Chama-se determinismo a teoria filosófica segundo a qual todos os acontecimentos do universo obedecem a leis naturais de tipo causal, ou seja, a natureza, a sociedade e a história se subordinam a leis e causas necessárias. As concepções deterministas podem ser rastreadas no atomismo grego do século V a.C., mas no sentido moderno só se estabeleceram no século XIX.

As doutrinas deterministas, em geral, se encontram vinculadas a explicações mecanicistas da realidade. A formulação determinista clássica foi feita pelo físico francês Pierre-Simon Laplace na Théorie analytique des probabilités (1812; Teoria analítica das probabilidades), em que afirma que, se num momento dado fossem conhecidas todas as forças da natureza e o estado de cada um de seus componentes, seria possível determinar tanto o passado quanto o futuro mediante análise matemática.

O que distingue essencialmente o determinismo de outras teorias não é a aplicação da relação de causalidade, mas o uso extremado desta, ao supor que as mesmas causas, em circunstâncias iguais, produziriam sempre os mesmos efeitos.
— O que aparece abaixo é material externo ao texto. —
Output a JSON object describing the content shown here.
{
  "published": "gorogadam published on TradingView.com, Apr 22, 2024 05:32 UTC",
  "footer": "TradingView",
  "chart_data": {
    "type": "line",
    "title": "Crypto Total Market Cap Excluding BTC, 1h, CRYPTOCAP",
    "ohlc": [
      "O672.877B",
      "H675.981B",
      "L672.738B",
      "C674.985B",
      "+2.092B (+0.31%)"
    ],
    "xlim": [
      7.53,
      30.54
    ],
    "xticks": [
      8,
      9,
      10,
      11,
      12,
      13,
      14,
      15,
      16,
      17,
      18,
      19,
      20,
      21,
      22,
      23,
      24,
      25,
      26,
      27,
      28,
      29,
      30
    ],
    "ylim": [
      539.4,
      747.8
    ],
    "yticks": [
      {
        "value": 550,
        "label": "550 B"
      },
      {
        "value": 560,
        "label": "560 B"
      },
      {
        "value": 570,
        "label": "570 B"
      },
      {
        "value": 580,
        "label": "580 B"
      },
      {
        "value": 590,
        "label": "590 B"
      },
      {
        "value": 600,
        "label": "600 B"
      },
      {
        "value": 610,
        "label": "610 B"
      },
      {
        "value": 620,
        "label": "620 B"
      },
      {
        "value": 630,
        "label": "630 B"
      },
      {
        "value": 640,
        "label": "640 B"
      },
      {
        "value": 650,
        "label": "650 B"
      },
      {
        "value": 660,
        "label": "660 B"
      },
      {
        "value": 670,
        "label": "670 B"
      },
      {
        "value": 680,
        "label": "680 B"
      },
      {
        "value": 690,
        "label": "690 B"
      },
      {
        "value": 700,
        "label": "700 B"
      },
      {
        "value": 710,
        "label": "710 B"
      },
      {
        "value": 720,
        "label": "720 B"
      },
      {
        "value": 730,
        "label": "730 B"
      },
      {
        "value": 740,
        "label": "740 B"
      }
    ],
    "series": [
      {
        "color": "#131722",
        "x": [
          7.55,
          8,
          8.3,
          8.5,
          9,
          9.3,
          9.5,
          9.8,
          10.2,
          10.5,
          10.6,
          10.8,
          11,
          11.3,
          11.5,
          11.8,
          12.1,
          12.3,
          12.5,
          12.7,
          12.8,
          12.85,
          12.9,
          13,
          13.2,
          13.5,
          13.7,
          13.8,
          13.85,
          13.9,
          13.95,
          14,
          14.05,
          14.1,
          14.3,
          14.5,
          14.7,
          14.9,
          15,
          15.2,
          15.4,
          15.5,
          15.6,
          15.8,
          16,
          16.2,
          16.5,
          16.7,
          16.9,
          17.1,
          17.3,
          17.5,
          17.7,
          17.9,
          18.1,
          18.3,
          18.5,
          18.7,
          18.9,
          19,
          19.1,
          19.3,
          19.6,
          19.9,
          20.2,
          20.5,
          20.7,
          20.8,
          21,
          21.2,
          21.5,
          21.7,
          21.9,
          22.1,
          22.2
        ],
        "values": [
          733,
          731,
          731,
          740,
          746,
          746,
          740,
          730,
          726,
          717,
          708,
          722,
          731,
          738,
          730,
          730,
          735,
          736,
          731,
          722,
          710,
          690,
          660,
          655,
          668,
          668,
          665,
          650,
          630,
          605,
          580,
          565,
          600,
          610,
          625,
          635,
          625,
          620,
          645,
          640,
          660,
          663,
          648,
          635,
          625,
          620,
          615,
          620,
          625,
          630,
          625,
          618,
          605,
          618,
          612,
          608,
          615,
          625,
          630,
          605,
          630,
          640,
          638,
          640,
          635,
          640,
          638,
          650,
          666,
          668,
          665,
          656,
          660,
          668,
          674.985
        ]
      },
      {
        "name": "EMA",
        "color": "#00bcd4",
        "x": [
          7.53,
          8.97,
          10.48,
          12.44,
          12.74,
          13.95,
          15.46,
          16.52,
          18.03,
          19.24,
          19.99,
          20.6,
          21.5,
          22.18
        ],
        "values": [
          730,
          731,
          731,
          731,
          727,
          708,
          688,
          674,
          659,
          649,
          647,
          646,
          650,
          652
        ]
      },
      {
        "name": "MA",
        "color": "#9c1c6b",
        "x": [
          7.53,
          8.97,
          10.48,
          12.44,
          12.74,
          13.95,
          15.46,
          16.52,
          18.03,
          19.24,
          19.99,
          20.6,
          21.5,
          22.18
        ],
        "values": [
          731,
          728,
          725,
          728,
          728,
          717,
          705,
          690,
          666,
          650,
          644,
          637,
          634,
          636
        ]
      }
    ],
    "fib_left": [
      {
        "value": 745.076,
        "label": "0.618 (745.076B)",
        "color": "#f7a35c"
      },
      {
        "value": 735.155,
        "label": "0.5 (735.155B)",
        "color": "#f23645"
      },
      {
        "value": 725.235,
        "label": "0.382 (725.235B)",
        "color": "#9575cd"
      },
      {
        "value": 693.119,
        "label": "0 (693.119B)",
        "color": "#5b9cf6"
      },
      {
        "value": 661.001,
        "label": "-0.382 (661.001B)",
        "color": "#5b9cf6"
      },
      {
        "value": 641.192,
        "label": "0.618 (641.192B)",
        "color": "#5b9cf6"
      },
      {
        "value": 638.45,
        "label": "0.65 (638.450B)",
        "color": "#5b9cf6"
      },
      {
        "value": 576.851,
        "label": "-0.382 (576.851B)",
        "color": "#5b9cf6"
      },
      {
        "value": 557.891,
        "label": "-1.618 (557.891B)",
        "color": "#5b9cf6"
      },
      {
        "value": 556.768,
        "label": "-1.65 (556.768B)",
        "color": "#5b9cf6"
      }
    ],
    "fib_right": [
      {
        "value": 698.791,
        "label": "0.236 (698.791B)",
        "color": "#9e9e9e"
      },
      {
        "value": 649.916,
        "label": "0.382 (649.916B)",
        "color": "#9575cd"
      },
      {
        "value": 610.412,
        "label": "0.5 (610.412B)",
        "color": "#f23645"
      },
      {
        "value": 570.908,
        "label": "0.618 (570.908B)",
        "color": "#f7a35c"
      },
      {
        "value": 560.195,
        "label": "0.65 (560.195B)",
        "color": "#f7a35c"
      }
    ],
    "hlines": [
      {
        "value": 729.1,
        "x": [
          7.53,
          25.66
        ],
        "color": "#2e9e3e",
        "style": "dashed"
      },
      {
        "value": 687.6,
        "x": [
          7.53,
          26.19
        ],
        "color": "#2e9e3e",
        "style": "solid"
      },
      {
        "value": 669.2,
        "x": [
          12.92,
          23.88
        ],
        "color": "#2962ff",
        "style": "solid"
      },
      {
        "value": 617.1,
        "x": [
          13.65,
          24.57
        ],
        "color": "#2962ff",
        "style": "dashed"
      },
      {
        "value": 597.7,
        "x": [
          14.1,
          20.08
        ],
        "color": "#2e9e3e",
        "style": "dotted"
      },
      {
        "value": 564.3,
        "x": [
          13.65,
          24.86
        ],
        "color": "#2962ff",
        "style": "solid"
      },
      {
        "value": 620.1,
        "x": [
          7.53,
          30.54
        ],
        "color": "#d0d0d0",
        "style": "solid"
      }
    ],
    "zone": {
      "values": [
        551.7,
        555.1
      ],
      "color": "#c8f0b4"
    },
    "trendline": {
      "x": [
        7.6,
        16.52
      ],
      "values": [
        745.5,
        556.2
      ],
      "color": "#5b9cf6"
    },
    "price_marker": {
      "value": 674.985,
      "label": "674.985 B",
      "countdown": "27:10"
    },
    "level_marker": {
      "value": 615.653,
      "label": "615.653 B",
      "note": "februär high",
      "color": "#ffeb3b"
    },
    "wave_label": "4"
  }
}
Teses como o princípio de incerteza, de Werner Heisenberg -- segundo o qual é impossível conhecer ao mesmo tempo a posição e a energia de uma partícula subatômica -- e a teoria quântica mantêm a noção de causalidade, mas negam a noção de previsibilidade própria do modelo clássico da física mecanicista.

Os deterministas radicais estendem o determinismo da natureza às ações humanas, que seriam tão condicionadas e inevitáveis como os fenômenos naturais. A essa postura moral se opôs Kant, no fim do século XVIII, para quem o determinismo se aplica aos fenômenos, mas no campo ético existe o livre-arbítrio.

A conseqüência mais importante do determinismo radical é a negação da possibilidade de agir livremente, o que, segundo os defensores dessa teoria, não exime o homem da responsabilidade sobre seus atos, porquanto sempre será possível prever os resultados destes. Esse conhecimento se transforma em nova causa da ação. A concepção determinista foi combatida por filósofos existencialistas, para quem a liberdade é fator indissociável da condição humana.